Despite the warning on the back that says, “do not bend this card or expose it to
strong physical or electrical shocks, water, solvents”, the compact flash card from
the camera survived immersion in salt water fine, and I was able to pull 12 pictures
off of it. It’s a bit like looking at the images of the Challenger before it exploded
and knowing that something bad is going to happen, as you can see a bit of fog on
some pictures, and then the last picture has droplets inside the lens.

6/29 Maui Thoughts

Maui is certainly a wonderful place. The weather in Kihei (and presumably, also in
Kanapali) is perfect – not too hot, not too cool.

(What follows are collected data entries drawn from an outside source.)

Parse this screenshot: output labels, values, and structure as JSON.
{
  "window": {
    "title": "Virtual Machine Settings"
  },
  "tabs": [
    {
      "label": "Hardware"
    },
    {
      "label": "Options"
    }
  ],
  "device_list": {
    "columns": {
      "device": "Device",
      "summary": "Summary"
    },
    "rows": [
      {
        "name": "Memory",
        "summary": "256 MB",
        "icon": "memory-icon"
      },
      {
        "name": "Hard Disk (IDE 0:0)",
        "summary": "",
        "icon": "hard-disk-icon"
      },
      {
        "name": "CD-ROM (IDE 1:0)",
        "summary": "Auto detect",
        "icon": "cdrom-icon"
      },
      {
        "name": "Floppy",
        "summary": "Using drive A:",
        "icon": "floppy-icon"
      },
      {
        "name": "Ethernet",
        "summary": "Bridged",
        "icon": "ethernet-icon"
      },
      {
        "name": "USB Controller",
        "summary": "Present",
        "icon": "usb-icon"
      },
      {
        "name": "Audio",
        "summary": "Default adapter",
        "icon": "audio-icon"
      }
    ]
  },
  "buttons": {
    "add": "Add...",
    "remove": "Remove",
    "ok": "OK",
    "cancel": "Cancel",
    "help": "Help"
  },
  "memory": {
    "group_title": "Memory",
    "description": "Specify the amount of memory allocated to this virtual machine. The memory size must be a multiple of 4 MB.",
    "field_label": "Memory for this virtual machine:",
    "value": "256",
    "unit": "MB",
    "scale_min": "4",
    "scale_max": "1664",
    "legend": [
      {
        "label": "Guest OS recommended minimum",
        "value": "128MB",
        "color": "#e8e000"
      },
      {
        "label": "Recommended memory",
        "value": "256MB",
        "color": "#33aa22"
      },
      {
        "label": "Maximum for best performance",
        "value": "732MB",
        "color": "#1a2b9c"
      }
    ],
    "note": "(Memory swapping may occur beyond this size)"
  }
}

Unfortunately, it appears that everybody in the Western Hemisphere feels the same
way. Despite the lack of Japanese money for the past few years, prices in Maui make
San Francisco prices look cheap. We’re in a 900 sq. ft. one bedroom condo a block
from the beach, with what is technically known in real estate circles as a water view
(ie the water can be seen if you lean out over the railing). A similar unit in this
building with no view is going for $200K. The place where we stayed last time (Hale
Hui Kai), a condo on the water, one of the units is selling for $750K. Or, you can
buy a large house 3 blocks from the beach for $800K. Oh, and if you have a condo,
you also have a maintenance fee of $300 a month.

Off to Maui

June 23, 2003 at 12:52 am


I’m taking a few weeks off to sit on the beach in Maui. I’m taking my laptop to store
all the pictures I take, but I don’t plan to be online.

Bad Roomba!!!

June 20, 2003 at 1:12 am

I bought a Roomba this week.

It’s a $200 robotic vacuum cleaner made by a company named iRobot (wonder if Asimov’s
estate gets any fee from that). Works pretty well at finding its way around the room,
though the first time we ran it, it bumped into a picture leaned up against the wall.
The second time it bumped against the wall, the picture fell, and landed on Roomba.
Roomba got stuck, and shut off.

After that, Roomba got scared and went and hid under out bed at the other end of the
house.

Review: Well, two sessions does not a good product make, but if you’re willing to
sweep the pizza boxes and cans to the side, it does a pretty good job, and it’s fairly
amusing to watch. You do have to hook it up to a charger (somewhat a bummer), but
since you have to empty the container fairly often anyway, making that purely automatic
wouldn’t help much. A pretty sophisticated device.

If I’m going to keep anthropomorphizing the thing, it really needs a better name.
If you have suggestions, let me know.